The Harmonica Lewinskies
Born of infidelity, creating harmony
History aside, the Harmonica Lewinskies consist of ten young men. Their sound can be described as “big band,” with a nod to jazz groups of the past. The full lineup of members includes Robert Bottega, Simpson and McClane on guitar and vocals; Zebedee Row on bass; Devin Calderin on keyboard; Fetter on drums; Jake Warren, Chris Lucca and Hendry Kandel on saxophone; and Marco Sanchez on trombone. The Lewinskies are multi-instrumentalists, who utilize each other’s talents in a way that best fits each particular piece. Instrumentation often changes from song to song, keeping the audience on its toes. The band’s website describes their sound as “a modernization of the spirit of the American South [with] a strict helping of delta blues revival and a heavy diet in rock and roll.”
Although the wind instrumentalists joined the band later, Fetter says, “Everyone that has contributed at one point or another is considered a Lewinsky in my mind.” A sense of brotherhood is visible in the group’s live shows. They play with sensitivity and accompany each other on various instruments in a way that only a tight knit group can display.
The band’s shows feel more like an invitation to hang at a jam session than an actual stage performance. In the down time between songs there is chitter chatter provided by the outspoken McClane, and interludes from other members. During a performance at Piano’s on Nov. 17, he did the splits while someone yelled back, “You’re an English major!” There isn’t a single dull moment, as the Lewinskies absolutely take command of the stage with their theatrics and in-your-face sound. Syncopated rhythms are highlighted with horn hits, and vocals can turn from melodious to screaming in an instant.
Inspiration for the group’s sound comes from many sources. Fetter says his biggest influences are “Wilco, Radiohead, A Tribe Called Quest, The Roots, The Philadelphia Experiment, The Disco Biscuits, Louis Armstrong, Phish and Nirvana,” just to name a few. With members using models of sound from such a broad range of genres, it’s no wonder the Lewinskies can’t be boxed into one musical category. Simpson adds, “I draw inspiration from these guys, their sense of humor, our friends, our city and all the things I love and hate about life.”
At rehearsal, songs form in a variety of ways. “Usually someone comes with a small idea, a chorus, a riff, a lyrical theme, and we bounce stuff off each other,” says Simpson. “Very often, lyrics come from conversation or jokes among ourselves and we start obsessing over the idea of composing such a song so we don’t stop working at it till it’s done.” McClane adds, “When something works, it tends to seem very natural and instinctual.”
Rehearsals are much like shows in terms of energy levels, but there is more experimentation and sectional practice, says McClane.
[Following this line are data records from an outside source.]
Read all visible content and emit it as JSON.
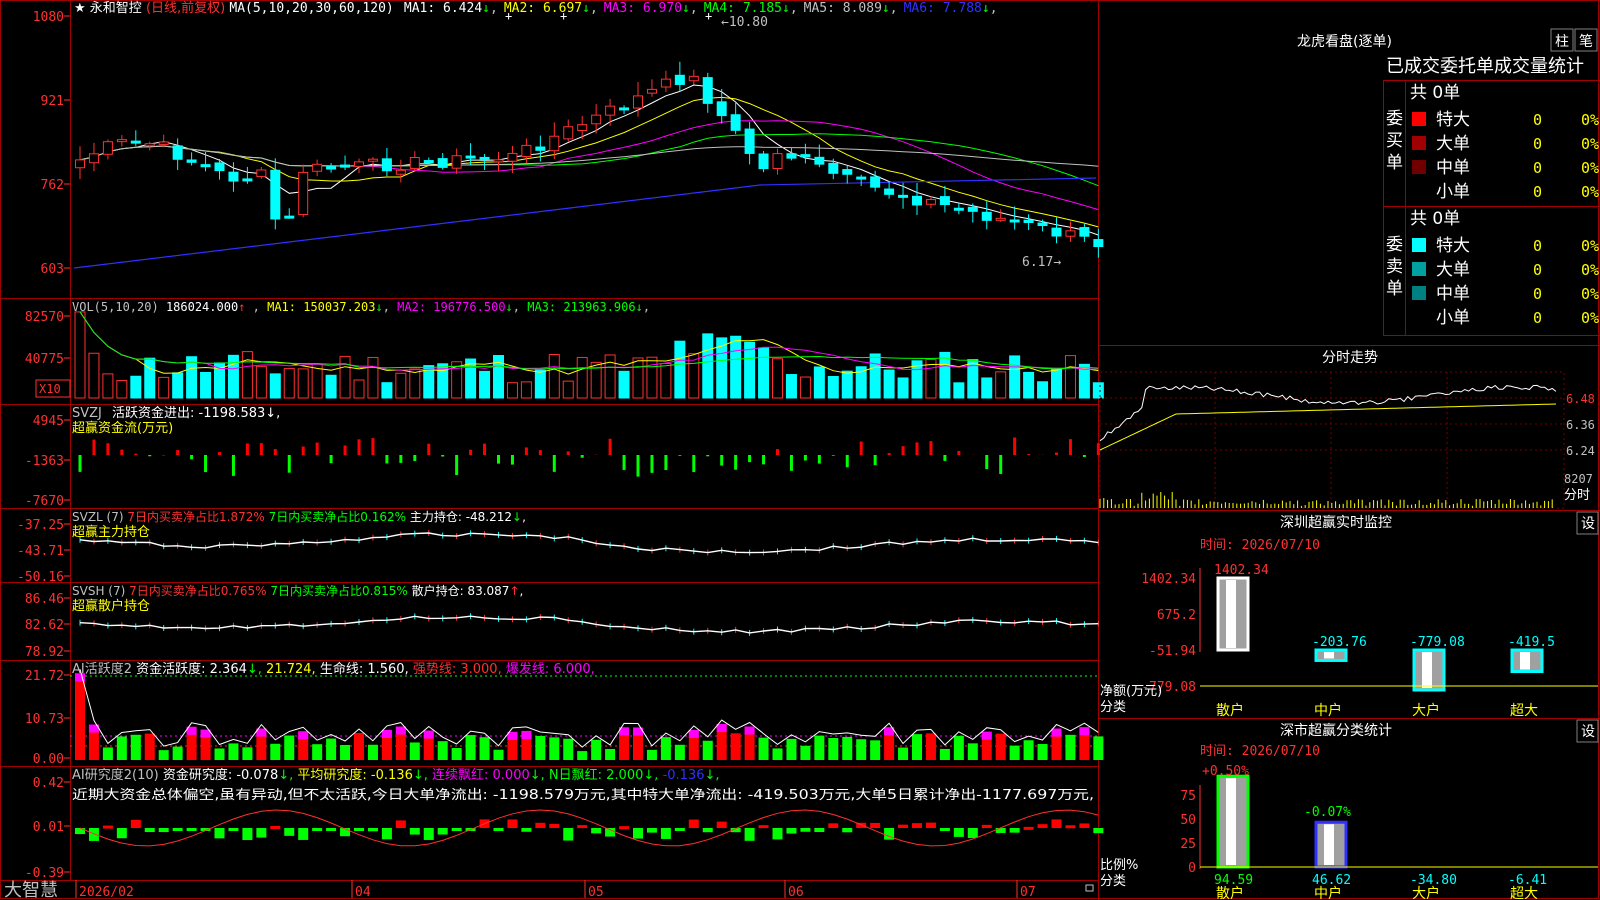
{
  "app": {
    "brand": "大智慧"
  },
  "kline": {
    "header": {
      "star": "★",
      "stock": "永和智控",
      "period": "(日线,前复权)",
      "ma_def": "MA(5,10,20,30,60,120)",
      "items": [
        {
          "label": "MA1: 6.424",
          "color": "#ffffff"
        },
        {
          "label": "MA2: 6.697",
          "color": "#ffff00"
        },
        {
          "label": "MA3: 6.970",
          "color": "#ff00ff"
        },
        {
          "label": "MA4: 7.185",
          "color": "#00ff00"
        },
        {
          "label": "MA5: 8.089",
          "color": "#c0c0c0"
        },
        {
          "label": "MA6: 7.788",
          "color": "#3030ff"
        }
      ]
    },
    "axis_ticks": [
      "1080",
      "921",
      "762",
      "603"
    ],
    "high_marker": "10.80",
    "low_marker": "6.17"
  },
  "volume": {
    "header": {
      "def": "VOL(5,10,20)",
      "value": "186024.000",
      "items": [
        {
          "label": "MA1: 150037.203",
          "color": "#ffff00"
        },
        {
          "label": "MA2: 196776.500",
          "color": "#ff00ff"
        },
        {
          "label": "MA3: 213963.906",
          "color": "#00ff00"
        }
      ]
    },
    "axis_ticks": [
      "82570",
      "40775"
    ],
    "unit_badge": "X10"
  },
  "svzj": {
    "header": {
      "name": "SVZJ",
      "label": "活跃资金进出: -1198.583",
      "sub": "超赢资金流(万元)"
    },
    "axis_ticks": [
      "4945",
      "-1363",
      "-7670"
    ]
  },
  "svzl": {
    "header": {
      "name": "SVZL (7)",
      "a": "7日内买卖净占比1.872%",
      "b": "7日内买卖净占比0.162%",
      "c": "主力持仓: -48.212",
      "sub": "超赢主力持仓"
    },
    "axis_ticks": [
      "-37.25",
      "-43.71",
      "-50.16"
    ]
  },
  "svsh": {
    "header": {
      "name": "SVSH (7)",
      "a": "7日内买卖净占比0.765%",
      "b": "7日内买卖净占比0.815%",
      "c": "散户持仓: 83.087",
      "sub": "超赢散户持仓"
    },
    "axis_ticks": [
      "86.46",
      "82.62",
      "78.92"
    ]
  },
  "ai1": {
    "header": {
      "name": "AI活跃度2",
      "a": "资金活跃度: 2.364",
      "b": "21.724",
      "c": "生命线: 1.560",
      "d": "强势线: 3.000",
      "e": "爆发线: 6.000"
    },
    "axis_ticks": [
      "21.72",
      "10.73",
      "0.00"
    ]
  },
  "ai2": {
    "header": {
      "name": "AI研究度2(10)",
      "a": "资金研究度: -0.078",
      "b": "平均研究度: -0.136",
      "c": "连续飘红: 0.000",
      "d": "N日飘红: 2.000",
      "e": "-0.136"
    },
    "note": "近期大资金总体偏空,虽有异动,但不太活跃,今日大单净流出: -1198.579万元,其中特大单净流出: -419.503万元,大单5日累计净出-1177.697万元,",
    "axis_ticks": [
      "0.42",
      "0.01",
      "-0.39"
    ]
  },
  "timeline": {
    "labels": [
      "2026/02",
      "04",
      "05",
      "06",
      "07"
    ]
  },
  "lhb": {
    "title": "龙虎看盘(逐单)",
    "btn1": "柱",
    "btn2": "笔",
    "heading": "已成交委托单成交量统计",
    "buy": {
      "side_label": "委买单",
      "total": "共 0单",
      "rows": [
        {
          "label": "特大",
          "qty": "0",
          "pct": "0%",
          "color": "#ff0000"
        },
        {
          "label": "大单",
          "qty": "0",
          "pct": "0%",
          "color": "#a00000"
        },
        {
          "label": "中单",
          "qty": "0",
          "pct": "0%",
          "color": "#700000"
        },
        {
          "label": "小单",
          "qty": "0",
          "pct": "0%",
          "color": ""
        }
      ]
    },
    "sell": {
      "side_label": "委卖单",
      "total": "共 0单",
      "rows": [
        {
          "label": "特大",
          "qty": "0",
          "pct": "0%",
          "color": "#00ffff"
        },
        {
          "label": "大单",
          "qty": "0",
          "pct": "0%",
          "color": "#00a0a0"
        },
        {
          "label": "中单",
          "qty": "0",
          "pct": "0%",
          "color": "#008080"
        },
        {
          "label": "小单",
          "qty": "0",
          "pct": "0%",
          "color": ""
        }
      ]
    }
  },
  "intraday": {
    "title": "分时走势",
    "price_ticks": [
      "6.48",
      "6.36",
      "6.24"
    ],
    "vol_tick": "8207",
    "vol_label": "分时"
  },
  "sz_monitor": {
    "title": "深圳超赢实时监控",
    "btn": "设",
    "time": "时间: 2026/07/10",
    "axis_ticks": [
      "1402.34",
      "675.2",
      "-51.94",
      "-779.08"
    ],
    "ylabel": "净额(万元)",
    "xlabel": "分类",
    "chart_data": {
      "type": "bar",
      "categories": [
        "散户",
        "中户",
        "大户",
        "超大"
      ],
      "values": [
        1402.34,
        -203.76,
        -779.08,
        -419.5
      ],
      "value_labels": [
        "1402.34",
        "-203.76",
        "-779.08",
        "-419.5"
      ],
      "ylim": [
        -779.08,
        1402.34
      ]
    }
  },
  "sz_class": {
    "title": "深市超赢分类统计",
    "btn": "设",
    "time": "时间: 2026/07/10",
    "axis_ticks": [
      "75",
      "50",
      "25",
      "0"
    ],
    "ylabel": "比例%",
    "xlabel": "分类",
    "top_labels": [
      "+0.50%",
      "-0.07%"
    ],
    "chart_data": {
      "type": "bar",
      "categories": [
        "散户",
        "中户",
        "大户",
        "超大"
      ],
      "values": [
        94.59,
        46.62,
        -34.8,
        -6.41
      ],
      "value_labels": [
        "94.59",
        "46.62",
        "-34.80",
        "-6.41"
      ],
      "ylim": [
        0,
        100
      ]
    }
  }
}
Fetter adds that, “The horns [are] figuring out their parts while drums and bass mess around and then there is always Dan making some obnoxious noise in the corner.” However, the constant playful and joking interactions within the group are just a part of their personality. The reason this up and coming band is gaining fans and gigs left and right is because of their work ethic and dedication to the music.
Octopus Wall Street, the band’s first album, was released last July. Recorded in Brooklyn at Mama Coco’s Funky Kitchen, the band pressed CD copies and released it on bandcamp.com, iTunes, Spotify and Amazon. The record consists of upbeat tracks with driving rhythms. All but one song, “Tabitha King,” start with a solo guitar, with sounds being layered on as the tunes continue. The groove swings heavily, and the back-up vocals are rich with sung lines and shouts.
With experience touring parts of the East Coast, and Octopus Wall Street and an EP entitled Oval Orifice already under their belt, the band is currently recording a new demo. Fetter hopes to have a Lewinskies music video in the works soon, and McClane has submitted the band to the South by Southwest Festival. According to McClane, what keeps the group’s desire to make music is “the fear of having to work at a nine-to-five job, the fear of learning any basic skills, and the desire to be immortal.” Their goal is to continue making music and head out for a tour during the summer of 2013.
Highlighting different members for different songs and taking turns with being the lead singer on each track is what sets the Lewinskies apart from other cookie cutter performers who stick to one thing. The Lewinskies are trailblazing their own path with a sound that’s too big to ignore, and enough personality to charm entire crowds show after show.